In Differance, Derrida suggests that a given word’s meaning comes not from the word itself, but from its relationship with other words in the structural web, as well as from how it differs from those other words. (Interestingly, each of the words that give a given word its meaning are themselves only reflected in their structural relationship and difference from still other words).
Further, Derrida’s writing suggests that language is not a suitable medium to convey something precise. To the writer, a word has associations and connotations that it may not have to the reader. It hardly matters how exact the writer is in his choice of words; once a word is used in writing, it has an infinite number of possible meanings. Therefore, meaning is not something that can be controlled by the writer.
If meaning cannot be controlled by word choice, even a writer’s own writing can only have meaning for him if he pretends that what he is writing can only be interpreted in the way that he wants it to be interpreted. If it is only through this self-deception that a writer’s words can even be meaningful to the writer himself, what hope can there possibly be for meaningful communication with others? How does Derrida himself expect to convey anything meaningful if all the words, concepts, and signs he uses can be deconstructed just as easily as the works of others that he deconstructs?
Perhaps an answer to this can be found in Derrida’s idea of differance, which apparently is neither a sign nor a concept. It is the origin of structural relations and temporal differences, and therefore itself non-deconstructible.
Is Derrida not cheating his readers, however, by claiming on the one hand that words are uncontrollable in their meaning, and on the other hand, using writing to artfully communicate his own profound idea: differance? Sure, differance may be non-deconstructible in the sense that it is neither a sign nor concept, but rather a non-thing that is the origin and essence of everything. Yet on another level, deconstructible and non-deconstructible themselves constitute a dichotomy that Derrida lays out in this work, and on this level, differance is most certainly a concept.

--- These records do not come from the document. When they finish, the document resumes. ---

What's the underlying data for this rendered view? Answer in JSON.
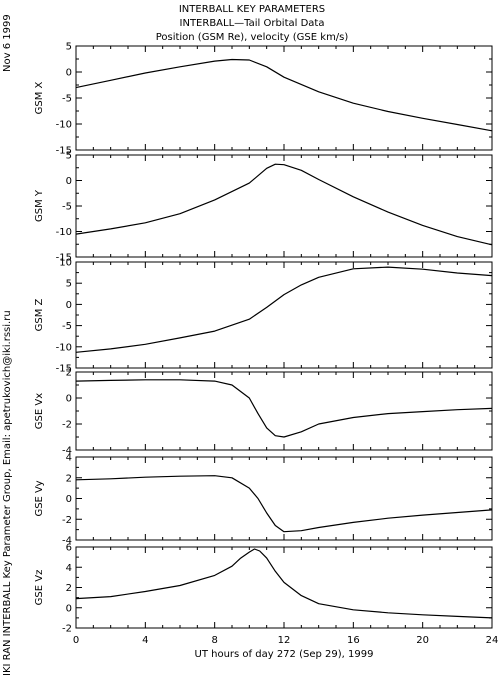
{
  "header": {
    "title1": "INTERBALL KEY PARAMETERS",
    "title2": "INTERBALL—Tail Orbital Data",
    "title3": "Position (GSM Re), velocity (GSE km/s)"
  },
  "side": {
    "date": "Nov  6 1999",
    "credit": "IKI RAN INTERBALL Key Parameter Group, Email: apetrukovich@iki.rssi.ru"
  },
  "chart_data": {
    "type": "line",
    "x_tick_labels": [
      "0",
      "4",
      "8",
      "12",
      "16",
      "20",
      "24"
    ],
    "x_ticks": [
      0,
      4,
      8,
      12,
      16,
      20,
      24
    ],
    "xlim": [
      0,
      24
    ],
    "xlabel": "UT hours of day 272 (Sep 29), 1999",
    "panels": [
      {
        "ylabel": "GSM X",
        "ylim": [
          -15,
          5
        ],
        "yticks": [
          5,
          0,
          -5,
          -10,
          -15
        ],
        "ytick_labels": [
          "5",
          "0",
          "-5",
          "-10",
          "-15"
        ],
        "x": [
          0,
          2,
          4,
          6,
          8,
          9,
          10,
          11,
          12,
          14,
          16,
          18,
          20,
          22,
          24
        ],
        "y": [
          -3.0,
          -1.6,
          -0.2,
          1.0,
          2.1,
          2.4,
          2.3,
          1.0,
          -1.0,
          -3.8,
          -6.0,
          -7.6,
          -8.9,
          -10.1,
          -11.3
        ]
      },
      {
        "ylabel": "GSM Y",
        "ylim": [
          -15,
          5
        ],
        "yticks": [
          5,
          0,
          -5,
          -10,
          -15
        ],
        "ytick_labels": [
          "5",
          "0",
          "-5",
          "-10",
          "-15"
        ],
        "x": [
          0,
          2,
          4,
          6,
          8,
          10,
          11,
          11.5,
          12,
          13,
          14,
          16,
          18,
          20,
          22,
          24
        ],
        "y": [
          -10.5,
          -9.5,
          -8.3,
          -6.5,
          -3.8,
          -0.5,
          2.4,
          3.2,
          3.1,
          2.0,
          0.2,
          -3.2,
          -6.2,
          -8.8,
          -11.0,
          -12.6
        ]
      },
      {
        "ylabel": "GSM Z",
        "ylim": [
          -15,
          10
        ],
        "yticks": [
          10,
          5,
          0,
          -5,
          -10,
          -15
        ],
        "ytick_labels": [
          "10",
          "5",
          "0",
          "-5",
          "-10",
          "-15"
        ],
        "x": [
          0,
          2,
          4,
          6,
          8,
          10,
          11,
          12,
          13,
          14,
          16,
          18,
          20,
          22,
          24
        ],
        "y": [
          -11.3,
          -10.5,
          -9.4,
          -7.9,
          -6.3,
          -3.5,
          -0.7,
          2.3,
          4.6,
          6.4,
          8.4,
          8.8,
          8.3,
          7.4,
          6.8
        ]
      },
      {
        "ylabel": "GSE Vx",
        "ylim": [
          -4,
          2
        ],
        "yticks": [
          2,
          0,
          -2,
          -4
        ],
        "ytick_labels": [
          "2",
          "0",
          "-2",
          "-4"
        ],
        "x": [
          0,
          2,
          4,
          6,
          8,
          9,
          10,
          10.5,
          11,
          11.5,
          12,
          13,
          14,
          16,
          18,
          20,
          22,
          24
        ],
        "y": [
          1.3,
          1.35,
          1.4,
          1.4,
          1.3,
          1.0,
          0.0,
          -1.2,
          -2.3,
          -2.9,
          -3.0,
          -2.6,
          -2.0,
          -1.5,
          -1.2,
          -1.05,
          -0.9,
          -0.8
        ]
      },
      {
        "ylabel": "GSE Vy",
        "ylim": [
          -4,
          4
        ],
        "yticks": [
          4,
          2,
          0,
          -2,
          -4
        ],
        "ytick_labels": [
          "4",
          "2",
          "0",
          "-2",
          "-4"
        ],
        "x": [
          0,
          2,
          4,
          6,
          8,
          9,
          10,
          10.5,
          11,
          11.5,
          12,
          13,
          14,
          16,
          18,
          20,
          22,
          24
        ],
        "y": [
          1.8,
          1.9,
          2.05,
          2.15,
          2.2,
          2.0,
          1.0,
          0.0,
          -1.4,
          -2.6,
          -3.2,
          -3.1,
          -2.8,
          -2.3,
          -1.9,
          -1.6,
          -1.35,
          -1.1
        ]
      },
      {
        "ylabel": "GSE Vz",
        "ylim": [
          -2,
          6
        ],
        "yticks": [
          6,
          4,
          2,
          0,
          -2
        ],
        "ytick_labels": [
          "6",
          "4",
          "2",
          "0",
          "-2"
        ],
        "x": [
          0,
          2,
          4,
          6,
          8,
          9,
          9.5,
          10,
          10.3,
          10.6,
          11,
          11.5,
          12,
          13,
          14,
          16,
          18,
          20,
          22,
          24
        ],
        "y": [
          0.9,
          1.1,
          1.6,
          2.2,
          3.2,
          4.1,
          4.9,
          5.5,
          5.8,
          5.6,
          4.9,
          3.6,
          2.5,
          1.2,
          0.4,
          -0.2,
          -0.5,
          -0.7,
          -0.85,
          -1.0
        ]
      }
    ]
  }
}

Yet deconstruction of Derrida’s text paradoxically only works to prove his own point. The texts of other authors that Derrida deconstructs, as well as those that he writes, are indeed uncontrollable, and the meaning represented by them is not fixed. However, they are not meaningless, as they still illustrate differance.
Additionally, Derrida’s text communicates on many levels. At times, he describes differance directly. Yet in the course of his essay, he alternates between direct, rambling, dry, and inscrutable, as if to emphasize the tension and instability existent in any writing. He also names his idea ‘differance’: a word of his own invention that sounds the same as another word, is spelled differently, can be interpreted in many different ways, can only be understood structurally and in its difference from other words, is a concept and a sign, and yet represents an essential and original non-thing that is neither a concept nor a sign. Derrida’s writing therefore communicates his message artfully on many levels.